9 de fevereiro de 2009

Você leria Proust para mudar sua vida?


É o que propõe o escritor suíço Alain de Botton, sócio da School of Life, associação que "prescreve" livros para pessoas que estão com problemas pessoais. O também escritor e crítico literário Sérgio Rodrigues apelidou a iniciativa de AAPC (Auto-Ajuda Picareta e Caricata)


Por Sheyla Miranda
Imagine o seguinte: você está com um problema pessoal ou com dúvidas sobre qual caminho é o melhor a seguir na vida. Viajando por Londres, encontra a unidade da School of Life, da qual são sócios Alain de Botton e alguns outros escritores menos conhecidos. Você entra, preenche uma ficha com detalhes da sua história, conta seus hábitos e expectativas. O próximo passo é uma consulta com um especialista em literatura - o que lhe fará desembolsar 120 reais, em média. Em seguida, você recebe uma receita com indicações de leitura que poderão ajudá-lo a abrir a mente, entrar em uma nova fase, superar os problemas em questão ou simplesmente aproveitar melhor um momento da vida.


Receita em mãos, lá está você em uma biblioteca municipal, à procura do livro "prescrito", que lhe poderá ser útil para sanar o problema que o levou a procurar a "biblioterapia". É por conta desse caráter utilitário dado à literatura que o escritor e crítico literário Sérgio Rodrigues, autor do blog Todoprosa¸ classificou a iniciativa de Alain de Botton como AAPC (Auto-Ajuda Picareta e caricata)."Nada impede que psicólogos ou terapeutas façam dos livros de ficção um instrumento terapêutico, não duvido que possa ajudar. O que é triste é ver um escritor propor uma finalidade à literatura. Isso é reduzir terrivelmente as possibilidades de um livro ficcional, é cobrar que o livro tenha uma aplicação prática", avalia Sérgio Rodrigues. Para ele, para quem esse "novo gênero" não tem outro fim que não seja comercial. "É uma tentativa de transformar tudo em auto-ajuda, porque os livros desse segmento são muito lucrativos".


A mestre em literatura e consultora editorial Maria Isabel Borja, uma das organizadoras dos livros Valores para Viver e Livro dos Sentimentos, entende que um dos objetivos da literatura é oferecer ao leitor experiências, colocar o leitor em situações que ele jamais viveria no mundo real. "Se há realmente algum elemento terapêutico é o crescimento que o leitor pode tirar das experiências proporcionadas pela leitura. Mas tentar orientar as conclusões tiradas a partir de um livro é cair num didatismo burro, redutor", diz Maria Isabel, que relaciona obras literárias a emoções humanas em seus livros.

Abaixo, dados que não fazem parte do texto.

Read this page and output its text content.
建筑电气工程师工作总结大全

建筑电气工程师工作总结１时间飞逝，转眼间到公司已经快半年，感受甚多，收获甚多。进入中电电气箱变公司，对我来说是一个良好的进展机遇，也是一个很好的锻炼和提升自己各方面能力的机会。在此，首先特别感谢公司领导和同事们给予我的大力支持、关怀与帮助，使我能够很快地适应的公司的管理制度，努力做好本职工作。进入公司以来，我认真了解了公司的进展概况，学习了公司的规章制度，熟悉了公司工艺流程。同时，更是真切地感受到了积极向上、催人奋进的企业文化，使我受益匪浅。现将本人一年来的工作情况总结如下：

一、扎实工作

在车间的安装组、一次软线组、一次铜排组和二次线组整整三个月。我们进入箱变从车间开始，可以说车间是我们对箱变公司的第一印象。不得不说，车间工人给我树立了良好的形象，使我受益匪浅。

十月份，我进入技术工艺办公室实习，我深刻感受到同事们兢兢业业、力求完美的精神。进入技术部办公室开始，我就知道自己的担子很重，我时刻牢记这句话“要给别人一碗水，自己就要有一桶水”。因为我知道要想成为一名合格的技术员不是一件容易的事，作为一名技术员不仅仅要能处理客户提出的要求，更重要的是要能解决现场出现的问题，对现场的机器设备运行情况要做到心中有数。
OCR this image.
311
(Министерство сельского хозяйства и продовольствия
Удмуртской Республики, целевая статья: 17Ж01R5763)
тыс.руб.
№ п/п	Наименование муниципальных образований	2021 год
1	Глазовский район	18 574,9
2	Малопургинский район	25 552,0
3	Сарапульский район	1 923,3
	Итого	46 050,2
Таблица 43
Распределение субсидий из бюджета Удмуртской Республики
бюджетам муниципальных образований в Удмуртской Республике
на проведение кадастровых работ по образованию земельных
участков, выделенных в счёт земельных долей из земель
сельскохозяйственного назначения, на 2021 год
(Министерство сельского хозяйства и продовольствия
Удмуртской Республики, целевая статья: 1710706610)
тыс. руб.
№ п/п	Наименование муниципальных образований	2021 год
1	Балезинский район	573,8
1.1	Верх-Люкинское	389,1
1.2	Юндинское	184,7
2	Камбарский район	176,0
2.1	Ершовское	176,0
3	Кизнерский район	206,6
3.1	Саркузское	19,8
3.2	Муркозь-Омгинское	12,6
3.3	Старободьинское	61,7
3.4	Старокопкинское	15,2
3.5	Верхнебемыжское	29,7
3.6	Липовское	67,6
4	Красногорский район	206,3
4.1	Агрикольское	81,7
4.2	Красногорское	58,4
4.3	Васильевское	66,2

Na era em que especialistas são consultados mesmo para as ações mais naturais do homem (vide os personal stylists, personal trainers e correlatos), não é incomum que os clientes se dirijam às livrarias em busca de orientações de leitura, sobretudo as que aparentemente possam ajudá-los, como as que abordam situações semelhantes às vividas por eles. Na Inglaterra e nos Estados Unidos, atendentes-consultores são cada vez mais comuns nas lojas.


Aqui no Brasil, a prática ainda não está tão disseminada. Nas cinco unidades da Livraria da Vila, em São Paulo, os atendentes não são treinados com essa finalidade. "As orientações que nossos vendedores recebem são para torná-los capazes de entender o que os clientes procuram e indicar livros, mas sem nenhuma responsabilidade terapêutica", explica Samuel Seibel, diretor da rede.


Nas palavras de Sérgio Rodrigues, os melhores livros são os que nos desorientam, os que, em casos extremos, podem até nos colocar em crises, de tanto nos fazer pensar. "Mas não é isso que propõe a School of Life de Londres. A idéia é que o leitor embarque em uma experiência segura, que talvez não seja tão intensa e completa como poderia ser", conclui o autor de As Sementes de Flowerville.